With AI generated texts you have no such recourse. Your only "hard data" are human-written texts. Even with the "hallucinated" inbetweens - there are too many to be read by human experts. So in the best case, you will rely on some non-expert Indians or Philippines working for minimal wage. It shows...
The FAQ fell victim to one of my pet peeves- people not bothering to understand what specifically a word, a phrase, or an acronym, mean. This continues a chain of ignorance until a very specific thing means non specific things or even different things.
People went from compiling lists of questions that people had asked frequently on forums, to trying to write FAQs before anyone had even asked any questions; predictive FAQing. These kinds of FAQs tend to be short and useless, or simple lists of forum rules rather than actual questions most people would ask.

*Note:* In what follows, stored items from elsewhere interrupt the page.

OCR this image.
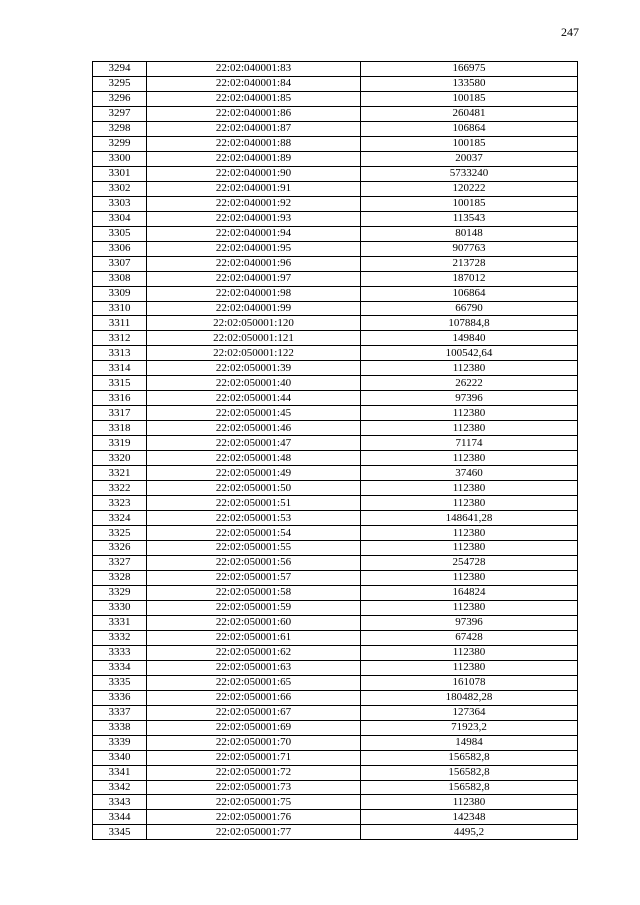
247
3294	22:02:040001:83	166975
3295	22:02:040001:84	133580
3296	22:02:040001:85	100185
3297	22:02:040001:86	260481
3298	22:02:040001:87	106864
3299	22:02:040001:88	100185
3300	22:02:040001:89	20037
3301	22:02:040001:90	5733240
3302	22:02:040001:91	120222
3303	22:02:040001:92	100185
3304	22:02:040001:93	113543
3305	22:02:040001:94	80148
3306	22:02:040001:95	907763
3307	22:02:040001:96	213728
3308	22:02:040001:97	187012
3309	22:02:040001:98	106864
3310	22:02:040001:99	66790
3311	22:02:050001:120	107884,8
3312	22:02:050001:121	149840
3313	22:02:050001:122	100542,64
3314	22:02:050001:39	112380
3315	22:02:050001:40	26222
3316	22:02:050001:44	97396
3317	22:02:050001:45	112380
3318	22:02:050001:46	112380
3319	22:02:050001:47	71174
3320	22:02:050001:48	112380
3321	22:02:050001:49	37460
3322	22:02:050001:50	112380
3323	22:02:050001:51	112380
3324	22:02:050001:53	148641,28
3325	22:02:050001:54	112380
3326	22:02:050001:55	112380
3327	22:02:050001:56	254728
3328	22:02:050001:57	112380
3329	22:02:050001:58	164824
3330	22:02:050001:59	112380
3331	22:02:050001:60	97396
3332	22:02:050001:61	67428
3333	22:02:050001:62	112380
3334	22:02:050001:63	112380
3335	22:02:050001:65	161078
3336	22:02:050001:66	180482,28
3337	22:02:050001:67	127364
3338	22:02:050001:69	71923,2
3339	22:02:050001:70	14984
3340	22:02:050001:71	156582,8
3341	22:02:050001:72	156582,8
3342	22:02:050001:73	156582,8
3343	22:02:050001:75	112380
3344	22:02:050001:76	142348
3345	22:02:050001:77	4495,2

This happened to the word "meme", which had a meaning (e.g., "Where's the beef?") but now means nothing so particular. (I've been assured that "The Ghost of Kyiv" is a "meme". Why?)
meme evolved into internet meme, and then I guess people would be told that a certain picture with a certain caption was a meme and they would assume it applied to the entire gag, not just the reshaped component. So yeah, same phenomenon, people see a thing and hear a name but misunderstand which aspects of the thing the name applies to. Another one is "use case" which was a very specific artifact from an old development methodology. People now say "use case" in business when they mean "use". This is terrible because they are just adding a word to make it sound more high falootin
The great thing about the GPTs, for the time being, is they trudge through the enshittifed internet so you don't have to. Anyone my age must surely have noticed how much worse internet search is now than twenty years ago. We all used to pride ourselves on our Google fu techniques, which all stopped working over the years thanks to search engine optimization on the part of unscrupulous (and scrupulous) ad sellers.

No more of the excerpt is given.